The Prime Grill restaurant in New York features a charcuterie platter on its menu, and its recently opened gourmet market, Prime Butcher Baker on the Upper East Side features an eye-popping (and, to be fair, wallet-busting) assortment of kosher delicacies including sauscison, beef bacon, pepperoni, lamb prosciutto, and pâtés of duck, veal, and beef. With prices up to $100 a pound, this adventurous home cook wondered if any of this could be reproduced at home.
We secured a session with the charming and young Executive Chef of The Prime Grill, David Kolotkin, a graduate of The Culinary Institute of America, for a lesson in making bresaola which is air-dried beef, the perfect first project for a home chef to attempt. Made from a single piece of beef, there is little chance that spoilage can occur, apart from the normal white coating that develops on the outside of the bresaola during the drying process. This is called “bloom” and will be cut off before eating.
Unlike in sausage making, no nitrites are required for this recipe. What you will need is a place to hang the meat for the five weeks necessary for the process. A small refrigerator, such as the kind that students use in a dorm room, is the perfect solution. Add in a small battery operated fan for air circulation, and you are all set. A thermometer will come in handy also, as the temperature needs to be around 37 degrees Fahrenheit.
Get the complete recipe to make your own Bresaola from Chef David of Prime Grill here.
Serving ideas
A wooden board arrayed with cured sausages, meats, and pâtés is perfect for a picnic or any warm weather entertaining. A great assortment is
key, so try to procure a selection that includes a variety of different choices.
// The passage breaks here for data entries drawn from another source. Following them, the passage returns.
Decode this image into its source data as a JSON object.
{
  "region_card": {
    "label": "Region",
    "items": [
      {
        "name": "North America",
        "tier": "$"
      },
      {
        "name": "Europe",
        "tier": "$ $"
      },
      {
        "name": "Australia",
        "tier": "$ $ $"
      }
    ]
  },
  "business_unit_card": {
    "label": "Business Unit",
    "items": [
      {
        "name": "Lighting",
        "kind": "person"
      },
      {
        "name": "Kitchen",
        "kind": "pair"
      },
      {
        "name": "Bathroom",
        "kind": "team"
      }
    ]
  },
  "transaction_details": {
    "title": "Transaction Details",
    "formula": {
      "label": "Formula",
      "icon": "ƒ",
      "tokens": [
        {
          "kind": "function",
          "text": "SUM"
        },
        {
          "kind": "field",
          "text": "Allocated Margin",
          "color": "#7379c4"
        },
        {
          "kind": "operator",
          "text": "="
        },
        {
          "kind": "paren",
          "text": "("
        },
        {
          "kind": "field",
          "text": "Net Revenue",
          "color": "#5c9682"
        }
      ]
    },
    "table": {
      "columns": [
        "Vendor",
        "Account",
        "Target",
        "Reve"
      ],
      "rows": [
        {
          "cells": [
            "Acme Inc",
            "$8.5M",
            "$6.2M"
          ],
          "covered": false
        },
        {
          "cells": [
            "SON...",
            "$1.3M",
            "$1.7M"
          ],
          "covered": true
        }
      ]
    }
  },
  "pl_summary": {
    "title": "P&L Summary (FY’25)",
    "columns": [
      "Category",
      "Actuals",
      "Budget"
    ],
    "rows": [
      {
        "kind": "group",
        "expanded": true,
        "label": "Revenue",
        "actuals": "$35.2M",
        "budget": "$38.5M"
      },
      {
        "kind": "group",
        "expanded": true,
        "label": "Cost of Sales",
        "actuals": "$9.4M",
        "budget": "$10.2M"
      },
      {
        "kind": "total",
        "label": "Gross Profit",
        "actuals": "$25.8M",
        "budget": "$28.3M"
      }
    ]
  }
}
Slices of a crusty French baguette, a few different mustards, the
tiny French pickles called cornichons, and olives are classic, but you can be creative and add hot pepper jelly, marinated artichoke hearts, hummus, and a small bunch of champagne grapes.
Prepare the charcuterie board in advance if you like, and keep it refrigerated until about half an hour before serving, and allow it to come
to room temperature for optimum taste and texture.
Don’t forget a great bottle of wine.
French ones like the Bordeaux from Chateau Le Petit Chaban and Chateau d’Arveyres, or the Côtes du Rhône from Domaine des 3 Cellier Chateauneuf du Pape will hit it out of the ballpark.